The relative space that is given to research and teaching is very interesting. A while ago I compared the staff pages of all the staff in two academic departments in the same university and looked at the space given to different activities measured in terms of lines of text dedicated to a particular activity. Within the pages of the Physics Department the averages were 2.9% teaching and 78.6% research. Most academics will list their publications in chronological order and this takes up considerable space. In contrast the space given to teaching will be succinct in the extreme and will typically say something like, “modules taught: Physics 101; Physics 201”. Nothing is offered about the philosophy of teaching or even a link to the module catalogue to allow a student to see what Physics 101 entails. Over 30% of the staff pages in the department had no mention of any teaching at all. Interestingly, even among the home pages of Teaching Fellows (who are not engaged in research) the information about teaching is typically no richer.
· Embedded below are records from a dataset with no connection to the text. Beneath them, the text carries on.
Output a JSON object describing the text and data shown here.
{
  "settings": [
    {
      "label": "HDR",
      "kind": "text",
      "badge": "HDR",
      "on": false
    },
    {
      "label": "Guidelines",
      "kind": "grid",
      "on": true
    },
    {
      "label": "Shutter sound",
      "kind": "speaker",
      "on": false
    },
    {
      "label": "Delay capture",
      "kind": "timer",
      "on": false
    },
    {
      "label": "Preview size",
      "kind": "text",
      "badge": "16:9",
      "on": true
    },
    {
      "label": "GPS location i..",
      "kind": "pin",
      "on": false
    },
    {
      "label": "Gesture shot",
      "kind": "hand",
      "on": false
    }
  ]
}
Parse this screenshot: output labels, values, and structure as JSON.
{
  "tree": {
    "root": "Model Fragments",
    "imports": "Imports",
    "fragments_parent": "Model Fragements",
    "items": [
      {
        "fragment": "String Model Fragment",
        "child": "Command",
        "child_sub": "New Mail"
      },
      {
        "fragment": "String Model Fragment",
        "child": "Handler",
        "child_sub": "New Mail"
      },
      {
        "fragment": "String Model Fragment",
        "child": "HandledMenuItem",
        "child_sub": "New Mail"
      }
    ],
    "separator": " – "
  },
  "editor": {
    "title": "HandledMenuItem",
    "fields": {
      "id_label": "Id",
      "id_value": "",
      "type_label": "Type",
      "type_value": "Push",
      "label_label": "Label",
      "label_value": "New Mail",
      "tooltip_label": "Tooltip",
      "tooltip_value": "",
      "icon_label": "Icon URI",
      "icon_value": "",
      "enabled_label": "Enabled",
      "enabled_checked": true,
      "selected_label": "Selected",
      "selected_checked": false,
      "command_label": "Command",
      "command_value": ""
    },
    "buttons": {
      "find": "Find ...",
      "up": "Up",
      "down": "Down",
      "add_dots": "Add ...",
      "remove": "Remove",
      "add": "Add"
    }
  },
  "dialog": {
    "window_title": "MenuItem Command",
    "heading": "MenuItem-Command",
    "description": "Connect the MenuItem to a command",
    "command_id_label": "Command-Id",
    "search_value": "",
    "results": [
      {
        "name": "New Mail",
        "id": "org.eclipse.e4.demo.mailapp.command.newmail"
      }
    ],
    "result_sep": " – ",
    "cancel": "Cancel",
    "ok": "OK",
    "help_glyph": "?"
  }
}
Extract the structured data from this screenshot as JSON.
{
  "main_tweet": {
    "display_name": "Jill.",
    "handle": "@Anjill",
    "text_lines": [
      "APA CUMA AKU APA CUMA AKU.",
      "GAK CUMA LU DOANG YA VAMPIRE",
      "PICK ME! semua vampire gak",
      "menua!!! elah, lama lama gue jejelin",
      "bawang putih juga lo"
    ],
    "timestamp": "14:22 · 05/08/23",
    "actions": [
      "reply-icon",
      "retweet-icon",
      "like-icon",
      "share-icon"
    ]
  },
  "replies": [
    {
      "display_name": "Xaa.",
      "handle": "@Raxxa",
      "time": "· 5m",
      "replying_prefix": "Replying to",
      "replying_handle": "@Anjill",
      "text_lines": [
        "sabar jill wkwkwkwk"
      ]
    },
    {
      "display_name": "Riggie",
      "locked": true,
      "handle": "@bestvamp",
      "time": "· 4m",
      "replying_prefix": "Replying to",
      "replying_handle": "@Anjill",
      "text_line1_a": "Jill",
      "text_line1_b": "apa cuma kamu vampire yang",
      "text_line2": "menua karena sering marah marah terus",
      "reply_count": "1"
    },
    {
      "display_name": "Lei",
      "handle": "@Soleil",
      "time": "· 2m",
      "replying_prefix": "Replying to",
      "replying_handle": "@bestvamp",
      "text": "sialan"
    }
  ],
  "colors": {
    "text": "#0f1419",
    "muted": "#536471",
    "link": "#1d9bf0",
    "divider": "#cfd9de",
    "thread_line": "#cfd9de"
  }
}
In comparison, the Sociology Department in the same university showed a slightly different pattern with teaching taking up an average of 9% of the space and research an average of 64%. This raises some questions about disciplinary differences. There are a number of practical reasons why these averages might not express a difference in philosophical emphasis: the sociologist rarely included more than three or four authors on a research paper whereas it is quite common for the physicist to include 10, 20 or more co-authors in a paper. In addition, many of the outputs in the Sociology Department were books rather than journal papers. So on average their outputs were much longer with fewer produced each year – hence taking up less space on the web.
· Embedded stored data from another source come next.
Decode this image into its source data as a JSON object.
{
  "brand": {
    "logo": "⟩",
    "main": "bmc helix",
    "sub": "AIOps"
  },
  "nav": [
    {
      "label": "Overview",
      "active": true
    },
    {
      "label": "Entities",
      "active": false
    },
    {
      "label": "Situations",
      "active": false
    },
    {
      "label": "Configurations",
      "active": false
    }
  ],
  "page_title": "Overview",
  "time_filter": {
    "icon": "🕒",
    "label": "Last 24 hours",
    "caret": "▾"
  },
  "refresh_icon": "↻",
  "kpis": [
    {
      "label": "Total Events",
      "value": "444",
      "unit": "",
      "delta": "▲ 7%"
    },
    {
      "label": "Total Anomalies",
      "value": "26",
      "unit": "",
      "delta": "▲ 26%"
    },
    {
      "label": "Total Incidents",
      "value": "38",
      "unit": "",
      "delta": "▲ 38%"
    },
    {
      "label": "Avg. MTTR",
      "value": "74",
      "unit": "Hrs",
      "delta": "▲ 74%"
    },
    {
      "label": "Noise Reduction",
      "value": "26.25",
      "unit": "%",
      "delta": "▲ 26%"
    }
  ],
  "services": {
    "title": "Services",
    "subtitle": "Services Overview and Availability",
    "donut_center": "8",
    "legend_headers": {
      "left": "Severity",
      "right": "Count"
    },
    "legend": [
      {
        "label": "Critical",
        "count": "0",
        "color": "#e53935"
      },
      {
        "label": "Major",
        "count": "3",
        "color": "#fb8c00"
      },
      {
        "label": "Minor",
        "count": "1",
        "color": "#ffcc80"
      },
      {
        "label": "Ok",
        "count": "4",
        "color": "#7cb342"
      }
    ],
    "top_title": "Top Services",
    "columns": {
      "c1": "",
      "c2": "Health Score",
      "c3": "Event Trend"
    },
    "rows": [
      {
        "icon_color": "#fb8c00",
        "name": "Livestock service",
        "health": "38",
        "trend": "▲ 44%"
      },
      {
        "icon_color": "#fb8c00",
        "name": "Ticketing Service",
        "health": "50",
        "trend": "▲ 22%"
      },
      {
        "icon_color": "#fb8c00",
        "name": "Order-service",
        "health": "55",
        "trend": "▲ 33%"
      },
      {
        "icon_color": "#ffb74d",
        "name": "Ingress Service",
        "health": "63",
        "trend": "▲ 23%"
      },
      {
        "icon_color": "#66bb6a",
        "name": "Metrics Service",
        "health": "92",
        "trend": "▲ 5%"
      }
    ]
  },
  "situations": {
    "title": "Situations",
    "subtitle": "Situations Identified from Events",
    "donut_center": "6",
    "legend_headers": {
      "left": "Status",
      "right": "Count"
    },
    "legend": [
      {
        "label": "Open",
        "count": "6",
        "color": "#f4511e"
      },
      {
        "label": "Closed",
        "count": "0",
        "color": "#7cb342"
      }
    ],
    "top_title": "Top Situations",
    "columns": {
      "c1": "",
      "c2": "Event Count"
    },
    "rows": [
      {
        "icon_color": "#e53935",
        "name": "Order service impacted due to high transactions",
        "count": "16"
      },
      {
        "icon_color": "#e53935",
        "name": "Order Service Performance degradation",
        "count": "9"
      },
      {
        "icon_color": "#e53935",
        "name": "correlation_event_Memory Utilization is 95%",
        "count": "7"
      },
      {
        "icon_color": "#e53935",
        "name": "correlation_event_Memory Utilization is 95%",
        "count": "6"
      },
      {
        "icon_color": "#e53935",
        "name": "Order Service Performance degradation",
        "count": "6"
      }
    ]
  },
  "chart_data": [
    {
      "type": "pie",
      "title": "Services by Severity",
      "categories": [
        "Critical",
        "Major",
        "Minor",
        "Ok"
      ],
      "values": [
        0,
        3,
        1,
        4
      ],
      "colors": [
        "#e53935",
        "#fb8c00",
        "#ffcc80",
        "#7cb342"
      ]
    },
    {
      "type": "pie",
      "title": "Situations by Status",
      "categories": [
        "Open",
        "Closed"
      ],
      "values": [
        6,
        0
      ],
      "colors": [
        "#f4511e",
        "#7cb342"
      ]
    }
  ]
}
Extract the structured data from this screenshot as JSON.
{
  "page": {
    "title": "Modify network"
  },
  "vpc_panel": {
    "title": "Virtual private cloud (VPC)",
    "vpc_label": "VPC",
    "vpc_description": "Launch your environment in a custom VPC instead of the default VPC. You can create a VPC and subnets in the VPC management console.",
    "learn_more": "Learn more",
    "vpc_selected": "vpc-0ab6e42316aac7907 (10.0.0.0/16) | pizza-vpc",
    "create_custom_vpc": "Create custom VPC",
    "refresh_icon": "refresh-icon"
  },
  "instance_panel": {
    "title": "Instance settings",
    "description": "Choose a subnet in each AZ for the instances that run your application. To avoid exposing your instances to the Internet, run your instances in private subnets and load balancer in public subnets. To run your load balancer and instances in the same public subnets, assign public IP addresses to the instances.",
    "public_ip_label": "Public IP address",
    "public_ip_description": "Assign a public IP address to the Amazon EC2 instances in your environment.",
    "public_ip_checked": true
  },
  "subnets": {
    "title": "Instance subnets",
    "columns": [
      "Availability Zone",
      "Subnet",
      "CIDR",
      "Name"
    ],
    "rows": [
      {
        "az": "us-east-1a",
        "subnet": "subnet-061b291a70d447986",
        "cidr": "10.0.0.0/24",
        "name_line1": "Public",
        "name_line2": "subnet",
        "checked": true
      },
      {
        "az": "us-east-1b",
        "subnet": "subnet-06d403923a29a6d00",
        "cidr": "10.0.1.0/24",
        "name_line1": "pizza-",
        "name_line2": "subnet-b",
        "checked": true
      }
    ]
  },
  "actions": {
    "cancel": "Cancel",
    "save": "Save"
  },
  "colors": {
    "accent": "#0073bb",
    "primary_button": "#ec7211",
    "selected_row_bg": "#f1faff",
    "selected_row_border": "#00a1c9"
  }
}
The other interesting thing to note is that some academics clearly see their home page as their shop window to the world and the data included is up to date and complete. Whilst others apparently see little value in their web page and even their research record is not up to date with publication output mysteriously stopping four or five years ago (presumably the last time the page was updated) or listing papers as “submitted 2006”. Such sloppiness doesn’t really offer a very professional image – whether the intended audience is other academics or students.
The variation that is observed does raise a question about how institutions view their own web sites. Who are they for and what are they intended to convey? I think there is some interesting research to be done here. Before you check, I now have the summer to make sure my own profile is up to date.